What are the latest developments on melanoma research?

As we play a part in offering solutions for early detection of melanoma, we also keep a close eye on the research for treatments. There is a big part of the world that will eventually get melanoma in their lives. So research on this topic is extremely important; what are the latest updates on melanoma research?

Selenium (found in broccoli) may fight melanoma

The first update directly sticks out. The mineral called Selenium, which is actually found in foods such as broccoli and garlic, might slow down the process of cancers like melanoma to spread.

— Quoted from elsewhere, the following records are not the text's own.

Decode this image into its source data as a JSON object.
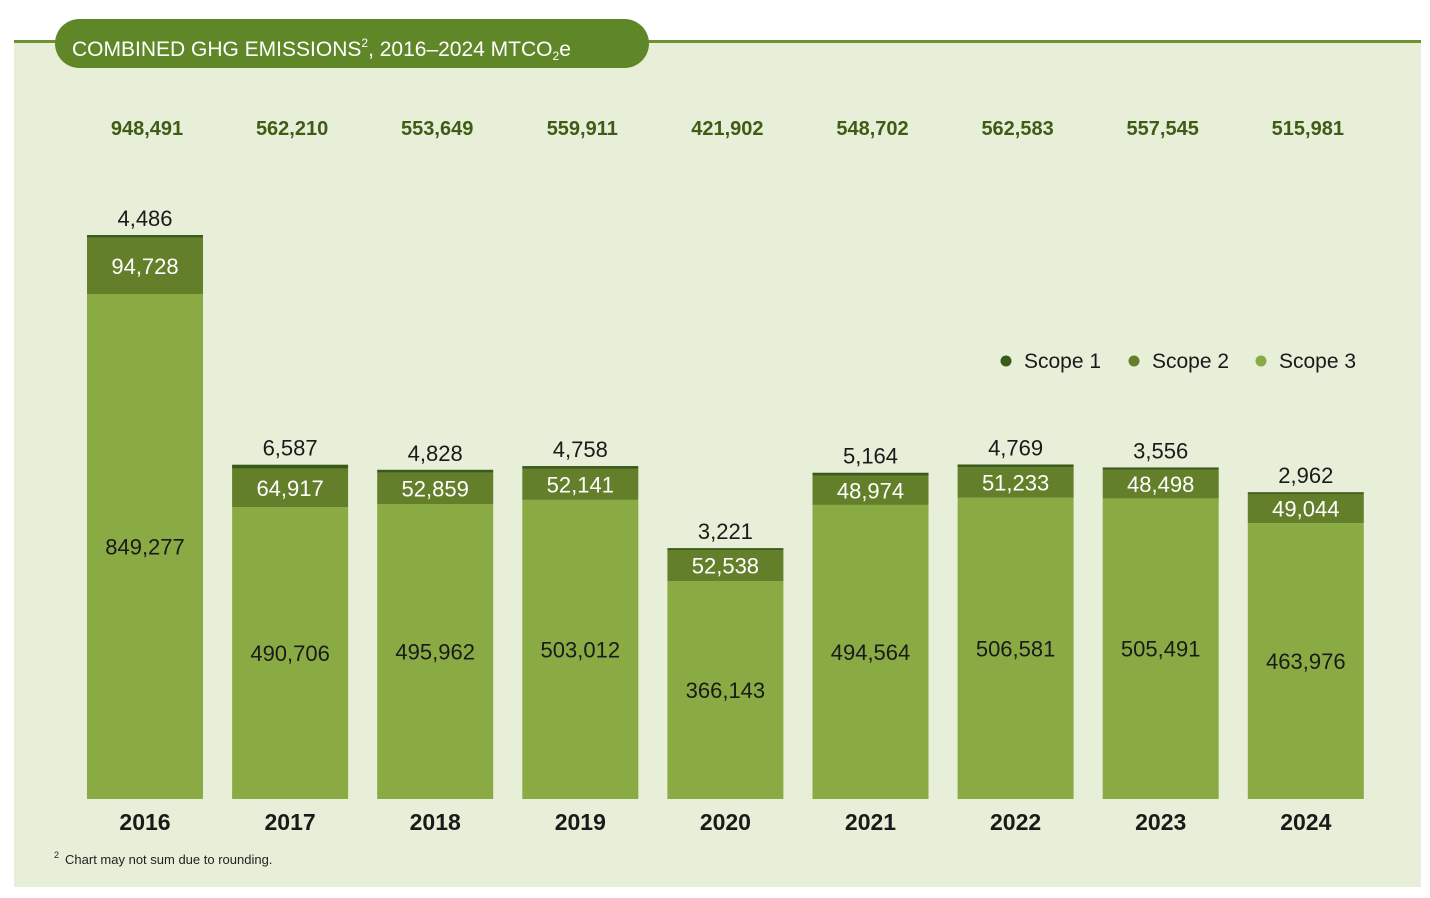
{
  "title": {
    "main": "COMBINED GHG EMISSIONS",
    "sup": "2",
    "range": ", 2016–2024 MTCO",
    "sub": "2",
    "tail": "e"
  },
  "footnote": {
    "marker": "2",
    "text": "Chart may not sum due to rounding."
  },
  "colors": {
    "panel": "#e7efd8",
    "pill": "#5f8728",
    "scope1": "#3a5a1a",
    "scope2": "#647f2a",
    "scope3": "#8aab44",
    "total_text": "#3f5c16"
  },
  "chart_data": {
    "type": "bar",
    "stacked": true,
    "categories": [
      "2016",
      "2017",
      "2018",
      "2019",
      "2020",
      "2021",
      "2022",
      "2023",
      "2024"
    ],
    "series": [
      {
        "name": "Scope 1",
        "values": [
          4486,
          6587,
          4828,
          4758,
          3221,
          5164,
          4769,
          3556,
          2962
        ],
        "labels": [
          "4,486",
          "6,587",
          "4,828",
          "4,758",
          "3,221",
          "5,164",
          "4,769",
          "3,556",
          "2,962"
        ]
      },
      {
        "name": "Scope 2",
        "values": [
          94728,
          64917,
          52859,
          52141,
          52538,
          48974,
          51233,
          48498,
          49044
        ],
        "labels": [
          "94,728",
          "64,917",
          "52,859",
          "52,141",
          "52,538",
          "48,974",
          "51,233",
          "48,498",
          "49,044"
        ]
      },
      {
        "name": "Scope 3",
        "values": [
          849277,
          490706,
          495962,
          503012,
          366143,
          494564,
          506581,
          505491,
          463976
        ],
        "labels": [
          "849,277",
          "490,706",
          "495,962",
          "503,012",
          "366,143",
          "494,564",
          "506,581",
          "505,491",
          "463,976"
        ]
      }
    ],
    "totals": [
      948491,
      562210,
      553649,
      559911,
      421902,
      548702,
      562583,
      557545,
      515981
    ],
    "total_labels": [
      "948,491",
      "562,210",
      "553,649",
      "559,911",
      "421,902",
      "548,702",
      "562,583",
      "557,545",
      "515,981"
    ],
    "legend": {
      "position": "right",
      "entries": [
        "Scope 1",
        "Scope 2",
        "Scope 3"
      ]
    },
    "grid": false,
    "axes_visible": false
  }
}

“You can say that the stimulating molecules over-activate the immune system and cause it to collapse, and we are, of course, interested in blocking this mechanism. We have now shown that certain selenium compounds . . . effectively block the special molecule that plays a serious role for aggressive cancers,” says Søren Skov from the University of Copenhagen, where the study was conducted.

Source: Journal of Biological Chemistry

Immunotherapy treatment shows promise

The results shown by immunotherapy for melanoma treatment continue to improve. At the Society for Melanoma Research (SMR) 2014 International Congress in Zurich, results were reported where patients lived on for years, instead of the former survival rate which was expressed in months.
The longest-term data are available for ipilimumab (medication for immunotherapy), launched in the United States in 2011. Some patients treated with this drug are still alive 10 years later.

Source: www.medscape.com

Outdoor work brings a higher risk for melanoma

Twice as many men than women in age-group 45+ die of melanoma in Victoria (Australia), according to research by the Cancer Council of Victoria. The results come from various reasons, claim Craig Sinclair from the Council.

“We know men are less likely to use sunscreen, less likely to wear sun-protective clothing or seek shade,” Mr. Sinclair said. “We also know men are less likely to seek advice from their doctor, which means the skin cancers are more likely to be detected at a later stage when treatment is more difficult.”

The fact that men dominate outdoor labor work also contributes to the problem. As they are outdoors and not using the right protection, the problem grows further. Melanoma prevention is, of course, the best treatment there is.